Contributor(s): Stan Gibilisco

Database mirroring is the creation and maintenance of redundant copies of a database. The purpose is to ensure continuous data availability and minimize or avoid downtime that might otherwise result from data corruption or loss, or from a situation when the operation of a network is partially compromised. Redundancy also ensures that at least one viable copy of a database will always remain accessible during system upgrades.

Database mirroring is used by Microsoft SQL Server, a relational database management system (RDBMS) designed for the enterprise environment. Two copies of a single database reside on different computers called server instances, usually in physical locations separated by some distance. The principal (or primary) server instance provides the database to clients. The mirror (or secondary) server instance acts as a standby that can take over in case of a problem with the principal server instance.

If 100-percent accuracy is required, database mirroring requires that the mirror server instance always stay current; in other words, the system must immediately copy every change in the principal's content to the mirror and vice-versa. In this mode, known as synchronous operation, the mirror is called a hot standby. While database mirroring can also work when the content is not fully synchronized, some data loss may occur if one of the server instances fails or becomes inaccessible. In this mode, called asynchronous operation, the mirror is called a warm standby.

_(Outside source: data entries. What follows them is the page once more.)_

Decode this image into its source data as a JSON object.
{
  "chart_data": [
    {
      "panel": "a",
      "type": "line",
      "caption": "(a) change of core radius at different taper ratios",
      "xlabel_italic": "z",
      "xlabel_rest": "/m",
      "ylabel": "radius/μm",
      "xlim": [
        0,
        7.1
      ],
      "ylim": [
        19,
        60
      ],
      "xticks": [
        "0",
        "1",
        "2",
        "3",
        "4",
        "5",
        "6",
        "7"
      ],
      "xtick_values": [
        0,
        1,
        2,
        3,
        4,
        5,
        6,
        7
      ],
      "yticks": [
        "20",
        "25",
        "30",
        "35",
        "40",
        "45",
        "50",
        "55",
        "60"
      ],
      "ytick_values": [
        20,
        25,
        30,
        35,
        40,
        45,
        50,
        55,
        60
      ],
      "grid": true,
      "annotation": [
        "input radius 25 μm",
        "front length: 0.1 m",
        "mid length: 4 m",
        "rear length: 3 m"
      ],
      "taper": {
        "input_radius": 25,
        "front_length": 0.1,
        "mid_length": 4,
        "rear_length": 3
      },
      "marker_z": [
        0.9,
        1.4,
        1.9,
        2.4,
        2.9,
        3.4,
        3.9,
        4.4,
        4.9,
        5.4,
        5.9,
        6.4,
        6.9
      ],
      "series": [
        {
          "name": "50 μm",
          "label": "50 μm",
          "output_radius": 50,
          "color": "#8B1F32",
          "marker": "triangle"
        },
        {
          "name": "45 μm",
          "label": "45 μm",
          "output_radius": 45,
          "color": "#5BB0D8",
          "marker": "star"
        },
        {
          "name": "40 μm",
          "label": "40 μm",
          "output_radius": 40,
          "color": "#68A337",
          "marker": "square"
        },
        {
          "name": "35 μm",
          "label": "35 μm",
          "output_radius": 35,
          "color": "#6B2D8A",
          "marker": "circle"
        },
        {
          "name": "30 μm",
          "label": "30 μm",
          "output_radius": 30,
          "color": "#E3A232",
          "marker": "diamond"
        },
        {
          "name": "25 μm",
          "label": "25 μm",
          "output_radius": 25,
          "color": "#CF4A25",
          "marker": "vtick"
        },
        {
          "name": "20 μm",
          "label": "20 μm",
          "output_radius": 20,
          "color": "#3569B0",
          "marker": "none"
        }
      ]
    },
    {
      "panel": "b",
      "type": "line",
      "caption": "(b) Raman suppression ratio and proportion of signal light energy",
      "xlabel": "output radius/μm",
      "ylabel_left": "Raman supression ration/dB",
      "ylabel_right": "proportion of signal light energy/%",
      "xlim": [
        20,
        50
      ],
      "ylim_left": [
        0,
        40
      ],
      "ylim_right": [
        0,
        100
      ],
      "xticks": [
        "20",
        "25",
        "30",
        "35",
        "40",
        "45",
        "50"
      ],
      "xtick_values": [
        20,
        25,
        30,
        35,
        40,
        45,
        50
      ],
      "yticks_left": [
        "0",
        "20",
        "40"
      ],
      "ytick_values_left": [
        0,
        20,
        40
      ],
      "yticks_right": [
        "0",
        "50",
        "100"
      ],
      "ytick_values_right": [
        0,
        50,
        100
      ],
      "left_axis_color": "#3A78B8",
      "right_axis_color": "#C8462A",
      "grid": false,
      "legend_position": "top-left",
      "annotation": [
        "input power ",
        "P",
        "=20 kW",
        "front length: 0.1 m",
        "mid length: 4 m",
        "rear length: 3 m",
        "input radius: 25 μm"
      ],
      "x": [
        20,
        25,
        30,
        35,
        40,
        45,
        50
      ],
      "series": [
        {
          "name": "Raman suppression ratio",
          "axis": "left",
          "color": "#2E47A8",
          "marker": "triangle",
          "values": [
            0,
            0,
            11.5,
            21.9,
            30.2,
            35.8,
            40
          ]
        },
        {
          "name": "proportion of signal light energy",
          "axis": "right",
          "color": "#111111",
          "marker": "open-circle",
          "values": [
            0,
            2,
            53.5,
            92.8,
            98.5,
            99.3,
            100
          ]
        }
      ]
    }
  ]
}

The principal advantage of synchronous operation (with a hot standby) is a guarantee that both server instances contain identical information. However, this guarantee requires more frequent updates, resulting in latency that can slow down performance to an extent that some users may find unacceptable. The principal advantage of asynchronous operation (with a warm standby) is faster performance, but at the expense of the guarantee of identical information in both server instances at all times.